Woman looks at camera while perched on balcony in bookstore.
Katherine Bergstrom, owner at A Novel Idea in Lincoln, devises creative solutions in the face of supply chain disruptions.

With worldwide supply chain shortages impacting everything from semiconductors to the beef industry, it is easy to overlook local bookstores, another market suffering from the continued disruptions.

Global supply chain issues brought on from the pandemic have scaled up a number of costs for local Lincoln bookstores. As a result, stops like A Novel Idea and Francie and Finch employ creative business measures to ensure production costs don’t result in higher prices for their customers.

For Katherine Bergstrom, owner at A Novel Idea in Lincoln, the pandemic and the supply chain most exacerbated costs indirectly related to the purchase of books themselves. Cleaning supplies, masks and hand sanitizer all come at a premium as a result of the pandemic.

“How much will that cost to ship?” Bergstrom said. “If there’s a supply chain issue there, we may not get something we really need.”

Increasing utility costs have also impacted A Novel Idea, the most important being gasoline. Since A Novel Idea is a used bookstore, it relies in part by locally sourcing texts from the area. Transporting what can sometimes be large collections requires gasoline. The commodity continues to be expensive.

Supply chain disruptions increase another cost directly related to the books themselves, namely the sourcing of archival covers for the literature. Fragile books receive mylar covers, known as an archival cover. Without these implements, books are susceptible to serious degradation.

Bergstrom is also conscious of supporting her small staff during a difficult time. This means paying for food and general staff amenities, both difficult to source at times.

“We’re like a household,” Bergstrom said. “All the same things that apply to a household apply here.”

At Francie and Finch, the story is slightly different. Instead of being a used bookseller, Francie and Finch source only new books from centralized distributors. Owner Leslie Huerta said the bookstore relies on ordering small quantities of books every day. Huerta referred to this process as rapid replenishment.

Huerta noted that the pandemic forced a marginal increase in costs associated with shipping and handling. Another more unpredictable problem came in the packing material used by the distributors to transport the ordered books. The distribution center sent Huerta a note informing her of a downgraded material, one more prone to damaging its cargo.

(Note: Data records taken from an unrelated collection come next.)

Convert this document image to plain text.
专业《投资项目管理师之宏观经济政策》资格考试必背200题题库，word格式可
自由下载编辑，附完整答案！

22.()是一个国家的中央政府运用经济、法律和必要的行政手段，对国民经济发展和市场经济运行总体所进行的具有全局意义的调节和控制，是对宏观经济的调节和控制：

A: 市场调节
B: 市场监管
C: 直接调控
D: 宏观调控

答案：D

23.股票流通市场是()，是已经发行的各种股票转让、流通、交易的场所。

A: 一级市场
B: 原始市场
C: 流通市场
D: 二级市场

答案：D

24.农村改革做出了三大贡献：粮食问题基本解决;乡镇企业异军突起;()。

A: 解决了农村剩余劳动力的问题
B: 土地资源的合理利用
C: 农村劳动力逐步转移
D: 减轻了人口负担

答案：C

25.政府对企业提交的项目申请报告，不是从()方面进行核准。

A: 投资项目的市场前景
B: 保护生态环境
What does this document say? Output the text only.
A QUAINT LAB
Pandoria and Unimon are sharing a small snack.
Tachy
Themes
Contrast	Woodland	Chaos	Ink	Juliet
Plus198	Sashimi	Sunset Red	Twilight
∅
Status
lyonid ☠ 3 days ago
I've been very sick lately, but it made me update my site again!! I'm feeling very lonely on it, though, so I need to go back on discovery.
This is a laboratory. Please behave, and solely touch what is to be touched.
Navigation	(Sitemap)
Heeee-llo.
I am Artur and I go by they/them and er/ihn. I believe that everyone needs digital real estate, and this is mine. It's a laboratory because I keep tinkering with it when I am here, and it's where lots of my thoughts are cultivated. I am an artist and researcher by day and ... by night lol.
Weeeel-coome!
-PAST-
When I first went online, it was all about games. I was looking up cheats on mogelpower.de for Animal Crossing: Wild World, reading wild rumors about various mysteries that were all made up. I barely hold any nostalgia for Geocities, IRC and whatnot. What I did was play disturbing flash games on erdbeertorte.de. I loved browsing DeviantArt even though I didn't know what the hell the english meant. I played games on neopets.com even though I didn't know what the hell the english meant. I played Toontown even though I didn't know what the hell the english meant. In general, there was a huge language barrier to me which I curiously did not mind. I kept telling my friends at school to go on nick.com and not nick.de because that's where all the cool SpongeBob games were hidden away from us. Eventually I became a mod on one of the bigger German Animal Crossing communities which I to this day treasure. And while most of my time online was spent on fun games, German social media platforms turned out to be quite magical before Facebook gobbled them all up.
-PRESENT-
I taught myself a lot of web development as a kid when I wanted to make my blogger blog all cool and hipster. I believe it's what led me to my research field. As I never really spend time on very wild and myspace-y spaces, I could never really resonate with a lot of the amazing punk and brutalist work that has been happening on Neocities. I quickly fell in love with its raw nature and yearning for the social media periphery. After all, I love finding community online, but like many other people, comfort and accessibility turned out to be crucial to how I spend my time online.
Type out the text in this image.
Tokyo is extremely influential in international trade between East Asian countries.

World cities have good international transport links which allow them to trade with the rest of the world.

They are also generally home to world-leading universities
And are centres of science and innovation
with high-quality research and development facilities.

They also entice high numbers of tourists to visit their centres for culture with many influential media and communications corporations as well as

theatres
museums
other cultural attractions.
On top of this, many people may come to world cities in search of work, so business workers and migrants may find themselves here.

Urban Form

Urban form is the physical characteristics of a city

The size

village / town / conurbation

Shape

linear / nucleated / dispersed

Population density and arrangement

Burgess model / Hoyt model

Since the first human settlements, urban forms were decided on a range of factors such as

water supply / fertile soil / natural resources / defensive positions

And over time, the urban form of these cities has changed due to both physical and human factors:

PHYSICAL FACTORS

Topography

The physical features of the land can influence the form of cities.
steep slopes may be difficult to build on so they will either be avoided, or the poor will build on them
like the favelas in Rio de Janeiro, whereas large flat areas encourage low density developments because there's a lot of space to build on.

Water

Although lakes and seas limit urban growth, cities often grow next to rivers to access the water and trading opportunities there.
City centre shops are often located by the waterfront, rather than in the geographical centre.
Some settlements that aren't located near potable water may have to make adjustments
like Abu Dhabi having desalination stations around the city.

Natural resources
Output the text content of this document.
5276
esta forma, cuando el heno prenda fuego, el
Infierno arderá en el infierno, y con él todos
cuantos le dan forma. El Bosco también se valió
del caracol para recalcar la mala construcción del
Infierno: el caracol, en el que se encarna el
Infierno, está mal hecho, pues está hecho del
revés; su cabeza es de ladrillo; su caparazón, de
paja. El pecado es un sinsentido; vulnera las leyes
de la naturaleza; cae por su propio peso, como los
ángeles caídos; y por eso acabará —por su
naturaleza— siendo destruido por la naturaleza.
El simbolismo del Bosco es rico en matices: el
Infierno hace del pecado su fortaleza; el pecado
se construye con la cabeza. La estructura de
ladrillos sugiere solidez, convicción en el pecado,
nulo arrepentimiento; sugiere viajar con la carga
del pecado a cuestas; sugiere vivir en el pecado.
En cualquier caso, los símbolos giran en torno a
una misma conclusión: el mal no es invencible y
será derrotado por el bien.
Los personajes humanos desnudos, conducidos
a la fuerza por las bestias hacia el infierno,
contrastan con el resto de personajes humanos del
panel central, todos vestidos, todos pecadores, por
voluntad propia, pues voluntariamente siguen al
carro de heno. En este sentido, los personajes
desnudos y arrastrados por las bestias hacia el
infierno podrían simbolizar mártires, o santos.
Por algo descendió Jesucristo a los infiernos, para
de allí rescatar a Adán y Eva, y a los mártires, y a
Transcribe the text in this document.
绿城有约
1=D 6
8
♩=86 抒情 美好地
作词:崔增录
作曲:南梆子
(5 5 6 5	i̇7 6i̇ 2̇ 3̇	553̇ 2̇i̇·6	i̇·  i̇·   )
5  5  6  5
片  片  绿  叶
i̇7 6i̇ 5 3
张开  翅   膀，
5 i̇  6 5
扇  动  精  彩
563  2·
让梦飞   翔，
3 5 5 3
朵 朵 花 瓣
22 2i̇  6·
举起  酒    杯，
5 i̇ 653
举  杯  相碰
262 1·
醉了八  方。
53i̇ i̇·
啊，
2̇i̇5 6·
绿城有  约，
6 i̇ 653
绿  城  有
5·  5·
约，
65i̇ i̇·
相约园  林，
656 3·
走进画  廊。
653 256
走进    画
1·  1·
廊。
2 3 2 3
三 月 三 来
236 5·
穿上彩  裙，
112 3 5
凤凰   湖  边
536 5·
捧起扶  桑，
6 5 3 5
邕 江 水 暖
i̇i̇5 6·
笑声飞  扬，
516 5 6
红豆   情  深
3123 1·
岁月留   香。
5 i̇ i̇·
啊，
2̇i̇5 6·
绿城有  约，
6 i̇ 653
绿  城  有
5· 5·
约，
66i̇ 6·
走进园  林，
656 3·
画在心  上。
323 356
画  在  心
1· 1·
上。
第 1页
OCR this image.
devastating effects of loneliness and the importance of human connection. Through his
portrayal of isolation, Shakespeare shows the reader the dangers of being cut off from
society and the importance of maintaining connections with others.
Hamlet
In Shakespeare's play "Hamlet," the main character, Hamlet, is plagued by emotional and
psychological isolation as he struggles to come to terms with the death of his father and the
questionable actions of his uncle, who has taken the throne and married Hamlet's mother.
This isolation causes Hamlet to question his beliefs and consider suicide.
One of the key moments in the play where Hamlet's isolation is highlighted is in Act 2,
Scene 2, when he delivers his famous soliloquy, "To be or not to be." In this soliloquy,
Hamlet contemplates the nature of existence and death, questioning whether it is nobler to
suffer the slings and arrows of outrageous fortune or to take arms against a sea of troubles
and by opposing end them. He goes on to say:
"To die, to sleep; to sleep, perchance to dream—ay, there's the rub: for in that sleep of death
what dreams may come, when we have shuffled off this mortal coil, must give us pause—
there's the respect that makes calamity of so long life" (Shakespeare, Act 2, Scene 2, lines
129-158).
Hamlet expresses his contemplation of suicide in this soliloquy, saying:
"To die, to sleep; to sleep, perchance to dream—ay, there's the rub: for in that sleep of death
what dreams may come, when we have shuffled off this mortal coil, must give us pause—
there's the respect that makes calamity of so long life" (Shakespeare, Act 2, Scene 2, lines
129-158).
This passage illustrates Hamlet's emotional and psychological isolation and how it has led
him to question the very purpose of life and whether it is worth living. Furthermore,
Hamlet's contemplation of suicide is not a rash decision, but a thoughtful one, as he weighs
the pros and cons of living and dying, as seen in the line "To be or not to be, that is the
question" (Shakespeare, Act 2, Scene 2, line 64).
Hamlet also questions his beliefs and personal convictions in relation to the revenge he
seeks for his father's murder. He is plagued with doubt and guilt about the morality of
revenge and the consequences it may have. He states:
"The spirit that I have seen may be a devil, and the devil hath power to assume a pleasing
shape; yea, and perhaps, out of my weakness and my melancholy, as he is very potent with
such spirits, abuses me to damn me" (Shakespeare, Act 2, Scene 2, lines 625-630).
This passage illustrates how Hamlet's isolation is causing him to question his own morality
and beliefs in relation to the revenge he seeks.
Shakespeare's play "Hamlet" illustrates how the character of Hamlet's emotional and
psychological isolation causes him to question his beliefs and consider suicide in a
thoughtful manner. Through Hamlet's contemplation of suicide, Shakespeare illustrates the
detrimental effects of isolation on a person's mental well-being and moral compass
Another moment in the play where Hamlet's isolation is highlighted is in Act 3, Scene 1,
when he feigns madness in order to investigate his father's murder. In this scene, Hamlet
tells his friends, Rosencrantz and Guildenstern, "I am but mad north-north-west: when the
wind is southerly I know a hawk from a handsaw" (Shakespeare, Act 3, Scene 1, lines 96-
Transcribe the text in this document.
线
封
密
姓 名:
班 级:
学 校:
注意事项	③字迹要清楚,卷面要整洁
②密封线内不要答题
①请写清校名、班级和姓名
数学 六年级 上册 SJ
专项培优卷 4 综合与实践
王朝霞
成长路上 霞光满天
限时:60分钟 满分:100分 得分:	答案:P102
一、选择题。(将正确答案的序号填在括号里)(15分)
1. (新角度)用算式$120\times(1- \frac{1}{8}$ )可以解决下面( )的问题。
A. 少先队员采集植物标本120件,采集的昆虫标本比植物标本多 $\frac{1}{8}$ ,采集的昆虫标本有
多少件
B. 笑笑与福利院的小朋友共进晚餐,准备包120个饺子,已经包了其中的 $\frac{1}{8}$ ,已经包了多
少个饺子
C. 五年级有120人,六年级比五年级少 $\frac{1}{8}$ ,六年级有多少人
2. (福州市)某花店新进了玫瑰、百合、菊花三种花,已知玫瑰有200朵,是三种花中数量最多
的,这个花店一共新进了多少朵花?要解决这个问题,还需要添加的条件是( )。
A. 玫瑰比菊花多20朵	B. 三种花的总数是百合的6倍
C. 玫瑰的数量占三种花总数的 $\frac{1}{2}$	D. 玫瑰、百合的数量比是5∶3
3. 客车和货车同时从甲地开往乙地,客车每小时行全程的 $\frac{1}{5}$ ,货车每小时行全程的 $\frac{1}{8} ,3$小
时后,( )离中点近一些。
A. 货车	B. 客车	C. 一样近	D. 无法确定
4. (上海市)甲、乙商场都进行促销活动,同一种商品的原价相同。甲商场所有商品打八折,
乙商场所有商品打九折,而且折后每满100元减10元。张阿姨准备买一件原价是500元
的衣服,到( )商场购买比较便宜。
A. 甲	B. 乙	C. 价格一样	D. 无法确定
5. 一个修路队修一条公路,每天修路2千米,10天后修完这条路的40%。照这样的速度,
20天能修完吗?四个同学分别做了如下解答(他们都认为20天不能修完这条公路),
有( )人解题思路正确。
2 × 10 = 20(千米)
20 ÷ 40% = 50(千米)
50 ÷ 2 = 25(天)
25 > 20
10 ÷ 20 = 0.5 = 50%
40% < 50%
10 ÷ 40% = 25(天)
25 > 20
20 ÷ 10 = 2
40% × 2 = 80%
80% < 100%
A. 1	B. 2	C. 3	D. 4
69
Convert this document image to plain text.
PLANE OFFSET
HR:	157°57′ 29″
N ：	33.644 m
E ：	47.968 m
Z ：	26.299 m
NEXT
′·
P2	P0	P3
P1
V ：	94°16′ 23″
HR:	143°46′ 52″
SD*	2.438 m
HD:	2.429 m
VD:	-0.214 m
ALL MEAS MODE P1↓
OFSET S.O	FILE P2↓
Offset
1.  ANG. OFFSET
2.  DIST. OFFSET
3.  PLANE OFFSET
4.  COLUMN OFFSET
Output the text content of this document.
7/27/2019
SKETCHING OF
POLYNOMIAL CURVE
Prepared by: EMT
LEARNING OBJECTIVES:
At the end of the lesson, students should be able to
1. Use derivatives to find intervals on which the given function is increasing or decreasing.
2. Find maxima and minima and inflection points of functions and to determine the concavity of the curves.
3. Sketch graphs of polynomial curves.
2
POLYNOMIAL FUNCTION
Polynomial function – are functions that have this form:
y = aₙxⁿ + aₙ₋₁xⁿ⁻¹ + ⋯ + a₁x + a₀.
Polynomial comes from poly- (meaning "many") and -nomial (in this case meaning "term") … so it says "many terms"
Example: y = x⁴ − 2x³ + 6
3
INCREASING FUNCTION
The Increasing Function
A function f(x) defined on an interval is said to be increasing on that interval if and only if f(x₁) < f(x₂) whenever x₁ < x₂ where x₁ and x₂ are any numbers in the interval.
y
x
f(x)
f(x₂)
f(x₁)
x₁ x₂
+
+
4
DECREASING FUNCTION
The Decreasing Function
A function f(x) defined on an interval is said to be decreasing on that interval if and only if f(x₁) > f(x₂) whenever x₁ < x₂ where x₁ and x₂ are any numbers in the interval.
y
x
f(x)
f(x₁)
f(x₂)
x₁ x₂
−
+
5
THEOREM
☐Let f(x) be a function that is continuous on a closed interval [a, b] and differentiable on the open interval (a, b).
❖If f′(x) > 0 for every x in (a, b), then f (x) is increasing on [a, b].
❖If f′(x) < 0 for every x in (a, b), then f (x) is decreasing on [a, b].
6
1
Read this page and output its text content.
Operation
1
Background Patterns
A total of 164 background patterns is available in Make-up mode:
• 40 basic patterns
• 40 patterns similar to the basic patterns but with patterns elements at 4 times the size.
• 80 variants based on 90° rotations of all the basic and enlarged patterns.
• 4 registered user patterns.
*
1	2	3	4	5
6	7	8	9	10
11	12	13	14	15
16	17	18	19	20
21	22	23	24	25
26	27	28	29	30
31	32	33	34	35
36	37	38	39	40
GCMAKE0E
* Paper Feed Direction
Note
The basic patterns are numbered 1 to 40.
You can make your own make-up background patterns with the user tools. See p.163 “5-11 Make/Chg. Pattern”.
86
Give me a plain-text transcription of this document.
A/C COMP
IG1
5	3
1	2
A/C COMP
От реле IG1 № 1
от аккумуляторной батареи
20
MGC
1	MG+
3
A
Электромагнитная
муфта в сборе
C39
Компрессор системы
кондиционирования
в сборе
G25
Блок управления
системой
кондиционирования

Both Bergstrom and Huerta stressed the necessity to keep costs away from the customer while maintaining the health of their respective businesses.

Given Francie and Finch’s rapid replenishment model, the standard suite of pandemic-related delivery delays presented a problem early on. In response, Huerta said the bookstore embraced more extensive and rigorous planning day-by-day with a wider selection of publishers.

“There are so many wonderful books out there,” Huerta said. “Maybe we can’t get our hands as quickly as we’d like on one title, but surely there are others that would be of interest to our customers, so we’ve expanded our reach.”

For A Novel Idea, this meant getting creative in a number of ways. Decorations and displays in the storefront are crafted by hand instead of being shipped in. Thrifting is another good way to cut down on costs. Bergstrom said the goal is to make sure the store remains a welcoming place for customers.

“We want people to feel good about coming here,” Bergstrom said. “We’ve tried to keep our prices as low as they have been.”